Robust Experts: the Effect of Adversarial Training on CNNs with Sparse Mixture-of-Experts Layers
Svetlana Pavlitska 1,2, Haixi Fan 2, Konstantin Ditschuneit 1, J. Marius Zöllner 1,2
Published on arXiv
2509.05086
Input Manipulation Attack
OWASP ML Top 10 — ML01
Key Finding
A single sparse MoE layer in deeper ResNet stages improves PGD/AutoPGD robustness; switch loss routing collapse concentrates adversarial training on overused experts, causing some individual experts to surpass the full gated model in robustness.
BlockMoE
Novel technique introduced
Robustifying convolutional neural networks (CNNs) against adversarial attacks remains challenging and often requires resource-intensive countermeasures.
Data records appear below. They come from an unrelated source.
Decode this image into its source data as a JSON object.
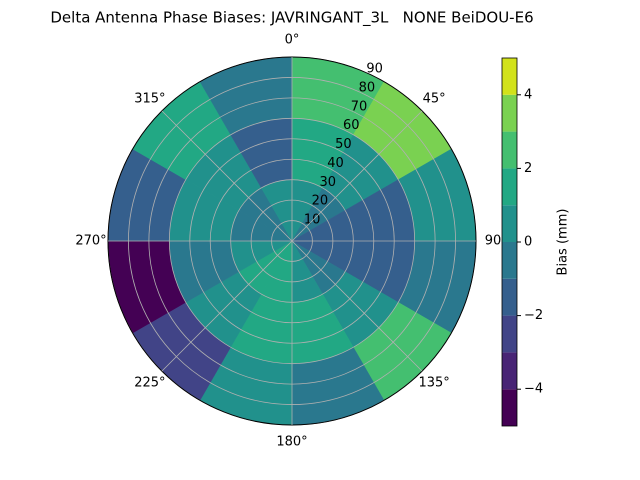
{
  "chart_data": {
    "type": "polar_contour",
    "title": "Delta Antenna Phase Biases: JAVRINGANT_3L   NONE BeiDOU-E6",
    "theta_ticks": [
      {
        "value": 0,
        "label": "0°"
      },
      {
        "value": 45,
        "label": "45°"
      },
      {
        "value": 90,
        "label": "90"
      },
      {
        "value": 135,
        "label": "135°"
      },
      {
        "value": 180,
        "label": "180°"
      },
      {
        "value": 225,
        "label": "225°"
      },
      {
        "value": 270,
        "label": "270°"
      },
      {
        "value": 315,
        "label": "315°"
      }
    ],
    "rlim": [
      0,
      90
    ],
    "rticks": [
      10,
      20,
      30,
      40,
      50,
      60,
      70,
      80,
      90
    ],
    "theta_bins": [
      0,
      30,
      60,
      90,
      120,
      150,
      180,
      210,
      240,
      270,
      300,
      330,
      360
    ],
    "r_bins": [
      0,
      30,
      60,
      90
    ],
    "values": [
      [
        0.5,
        1.5,
        2.5
      ],
      [
        -0.5,
        0.5,
        3.5
      ],
      [
        -1.5,
        -1.5,
        0.5
      ],
      [
        -1.5,
        -1.5,
        -0.5
      ],
      [
        -0.5,
        0.5,
        2.5
      ],
      [
        0.5,
        1.5,
        -0.5
      ],
      [
        1.5,
        1.5,
        0.5
      ],
      [
        1.5,
        0.5,
        -2.5
      ],
      [
        0.5,
        -0.5,
        -4.5
      ],
      [
        -0.5,
        0.5,
        -1.5
      ],
      [
        -0.5,
        0.5,
        1.5
      ],
      [
        0.5,
        -1.5,
        -0.5
      ]
    ],
    "levels": [
      -5,
      -4,
      -3,
      -2,
      -1,
      0,
      1,
      2,
      3,
      4,
      5
    ],
    "colors": [
      "#440154",
      "#482475",
      "#414487",
      "#355f8d",
      "#2a788e",
      "#21918c",
      "#22a884",
      "#44bf70",
      "#7ad151",
      "#d2e21b"
    ],
    "colorbar_label": "Bias (mm)",
    "colorbar_ticks": [
      {
        "value": -4,
        "label": "−4"
      },
      {
        "value": -2,
        "label": "−2"
      },
      0,
      2,
      4
    ],
    "grid": true
  }
}
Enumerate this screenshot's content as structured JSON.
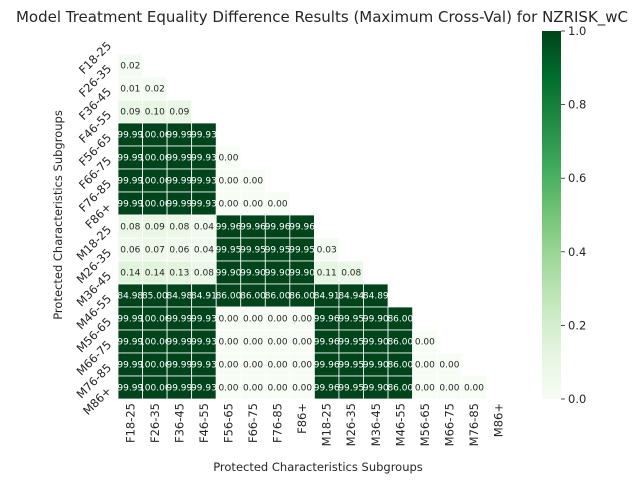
{
  "chart_data": {
    "type": "heatmap",
    "title": "Model Treatment Equality Difference Results (Maximum Cross-Val) for NZRISK_wC",
    "xlabel": "Protected Characteristics Subgroups",
    "ylabel": "Protected Characteristics Subgroups",
    "categories": [
      "F18-25",
      "F26-35",
      "F36-45",
      "F46-55",
      "F56-65",
      "F66-75",
      "F76-85",
      "F86+",
      "M18-25",
      "M26-35",
      "M36-45",
      "M46-55",
      "M56-65",
      "M66-75",
      "M76-85",
      "M86+"
    ],
    "mask": "upper-triangle including diagonal",
    "colormap": "Greens",
    "vmin": 0,
    "vmax": 1,
    "colorbar_ticks": [
      "0.0",
      "0.2",
      "0.4",
      "0.6",
      "0.8",
      "1.0"
    ],
    "matrix": [
      [
        null,
        null,
        null,
        null,
        null,
        null,
        null,
        null,
        null,
        null,
        null,
        null,
        null,
        null,
        null,
        null
      ],
      [
        "0.02",
        null,
        null,
        null,
        null,
        null,
        null,
        null,
        null,
        null,
        null,
        null,
        null,
        null,
        null,
        null
      ],
      [
        "0.01",
        "0.02",
        null,
        null,
        null,
        null,
        null,
        null,
        null,
        null,
        null,
        null,
        null,
        null,
        null,
        null
      ],
      [
        "0.09",
        "0.10",
        "0.09",
        null,
        null,
        null,
        null,
        null,
        null,
        null,
        null,
        null,
        null,
        null,
        null,
        null
      ],
      [
        "99.99",
        "100.00",
        "99.99",
        "99.93",
        null,
        null,
        null,
        null,
        null,
        null,
        null,
        null,
        null,
        null,
        null,
        null
      ],
      [
        "99.99",
        "100.00",
        "99.99",
        "99.93",
        "0.00",
        null,
        null,
        null,
        null,
        null,
        null,
        null,
        null,
        null,
        null,
        null
      ],
      [
        "99.99",
        "100.00",
        "99.99",
        "99.93",
        "0.00",
        "0.00",
        null,
        null,
        null,
        null,
        null,
        null,
        null,
        null,
        null,
        null
      ],
      [
        "99.99",
        "100.00",
        "99.99",
        "99.93",
        "0.00",
        "0.00",
        "0.00",
        null,
        null,
        null,
        null,
        null,
        null,
        null,
        null,
        null
      ],
      [
        "0.08",
        "0.09",
        "0.08",
        "0.04",
        "99.96",
        "99.96",
        "99.96",
        "99.96",
        null,
        null,
        null,
        null,
        null,
        null,
        null,
        null
      ],
      [
        "0.06",
        "0.07",
        "0.06",
        "0.04",
        "99.95",
        "99.95",
        "99.95",
        "99.95",
        "0.03",
        null,
        null,
        null,
        null,
        null,
        null,
        null
      ],
      [
        "0.14",
        "0.14",
        "0.13",
        "0.08",
        "99.90",
        "99.90",
        "99.90",
        "99.90",
        "0.11",
        "0.08",
        null,
        null,
        null,
        null,
        null,
        null
      ],
      [
        "84.98",
        "85.00",
        "84.98",
        "84.91",
        "86.00",
        "86.00",
        "86.00",
        "86.00",
        "84.91",
        "84.94",
        "84.89",
        null,
        null,
        null,
        null,
        null
      ],
      [
        "99.99",
        "100.00",
        "99.99",
        "99.93",
        "0.00",
        "0.00",
        "0.00",
        "0.00",
        "99.96",
        "99.95",
        "99.90",
        "86.00",
        null,
        null,
        null,
        null
      ],
      [
        "99.99",
        "100.00",
        "99.99",
        "99.93",
        "0.00",
        "0.00",
        "0.00",
        "0.00",
        "99.96",
        "99.95",
        "99.90",
        "86.00",
        "0.00",
        null,
        null,
        null
      ],
      [
        "99.99",
        "100.00",
        "99.99",
        "99.93",
        "0.00",
        "0.00",
        "0.00",
        "0.00",
        "99.96",
        "99.95",
        "99.90",
        "86.00",
        "0.00",
        "0.00",
        null,
        null
      ],
      [
        "99.99",
        "100.00",
        "99.99",
        "99.93",
        "0.00",
        "0.00",
        "0.00",
        "0.00",
        "99.96",
        "99.95",
        "99.90",
        "86.00",
        "0.00",
        "0.00",
        "0.00",
        null
      ]
    ]
  }
}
We explore the use of sparse mixture-of-experts (MoE) layers to improve robustness by replacing selected residual blocks or convolutional layers, thereby increasing model capacity without additional inference cost. On ResNet architectures trained on CIFAR-100, we find that inserting a single MoE layer in the deeper stages leads to consistent improvements in robustness under PGD and AutoPGD attacks when combined with adversarial training. Furthermore, we discover that when switch loss is used for balancing, it causes routing to collapse onto a small set of overused experts, thereby concentrating adversarial training on these paths and inadvertently making them more robust. As a result, some individual experts outperform the gated MoE model in robustness, suggesting that robust subpaths emerge through specialization. Our code is available at https://github.com/KASTEL-MobilityLab/robust-sparse-moes.
Key Contributions
- Demonstrates that inserting a single sparse MoE layer in deeper CNN stages (ResNet) with adversarial training consistently improves robustness under PGD and AutoPGD attacks on CIFAR-100
- Discovers that switch loss-based balancing causes routing collapse onto a small set of experts, inadvertently concentrating adversarial training and creating robust expert subpaths
- Shows that individual overused experts can outperform the full gated MoE model in adversarial robustness, suggesting emergent specialization
🛡️ Threat Analysis
Primary contribution is a defense against adversarial examples (PGD, AutoPGD) via architectural modification with sparse MoE layers combined with adversarial training on ResNet/CIFAR-100.